The club spoke with Maresca about its intentions; He has the freedom to accept players and question the club’s decisions.
His squad is already full of players he wanted, except for one case in which he accepted the club’s approval despite not being sure.
But with Gallagher everyone was aligned.
With barely one year left on the midfielder’s contract, Chelsea and Maresca found themselves between a rock and a hard place.
If he stayed he would have to renew, but they were struggling to agree on financial demands and Chelsea were never going to allow his contract to expire. The player had to leave.
On the other side was Joao Félix, who returned to the Blues after spending an unsuccessful loan spell there in 2023, but on much lower wages and a seven-year contract.
“I don’t work miracles,” is one of Maresca’s favorite sayings, and you can imagine him referring to a player who has struggled to fulfill his potential.
The club, however, was convinced that he could be useful and that Maresca’s meticulous work would make him improve. Finally the coach accepted the challenge.
Felix was an exception to the rule. Chelsea’s model works on the basis that its potential stars (young players with enormous qualities) receive a fixed sum plus performance-related incentives.
The new owners say they don’t want to be hamstrung by high wages like the previous regime was.
It’s about trying to build a long-term sustainable model that allows players who impress to be rewarded with extensions and more money, as Nicolas Jackson and Cole Palmer got in their new contracts, while also allowing the club to unwind. Of those who underperform, they are easier to achieve when they are on an average Premier League salary.
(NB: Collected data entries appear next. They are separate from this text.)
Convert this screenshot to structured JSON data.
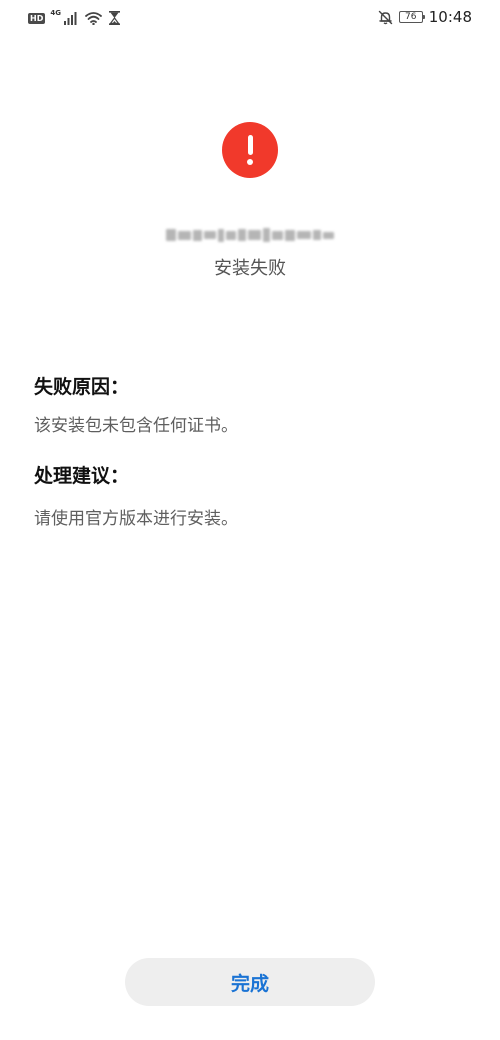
{
  "status_bar": {
    "hd_label": "HD",
    "network_label": "4G",
    "battery_level": "76",
    "time": "10:48",
    "icons": [
      "signal-icon",
      "wifi-icon",
      "hourglass-icon",
      "bell-off-icon",
      "battery-icon"
    ]
  },
  "header": {
    "app_name": "",
    "status": "安装失败",
    "error_color": "#f1392b"
  },
  "reason": {
    "title": "失败原因：",
    "text": "该安装包未包含任何证书。"
  },
  "advice": {
    "title": "处理建议：",
    "text": "请使用官方版本进行安装。"
  },
  "actions": {
    "done_label": "完成",
    "done_color": "#1a73d4"
  }
}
Enzo Fernández, for example, arrived from Benfica in January 2023 for 107 million pounds, but with a nine and a half year contract.
The deal was certainly an improvement on what the midfielder was earning at Benfica, but it was still said to be nowhere near what he could have earned elsewhere.
Chelsea’s owners say long-term contracts are not awarded with the aim of trying to amortize a player’s value over several years, but rather to build the right model for the club to be sustainable, including training of a template that can be together. for years.
It doesn’t matter how much a player costs, but he has to come with one great condition: having the right training, character and ability to work as a team.
Maresca, identified by the club to guide him over the next decade, can count on any player he wants as long as he is under 24 years old and willing to commit to the team long-term.
He wants two players for each position at least and, with that already established, he does not plan to sign more than two or three in each transfer window.
To outsiders, one of the most impressive things Maresca has done is stabilize a team that was considered hugely bloated, with talks of more than 45 players. The coach, however, has a squad of 23 players in the first team and that is what he has dealt with from day one.
Many clubs will have a squad of around 18 of their strongest players and the rest will be made up of youngsters. Chelsea have added one or two more due to this season’s schedule, which could see them play 70 games in four competitions, plus the Club World Cup.
Chelsea believes that talking about an oversized squad is also exaggerated, because it includes players who have suffered medium and long-term injuries, those who have been pre-signed with a view to the future and others who do not fit into Maresca’s plan and will be moved on.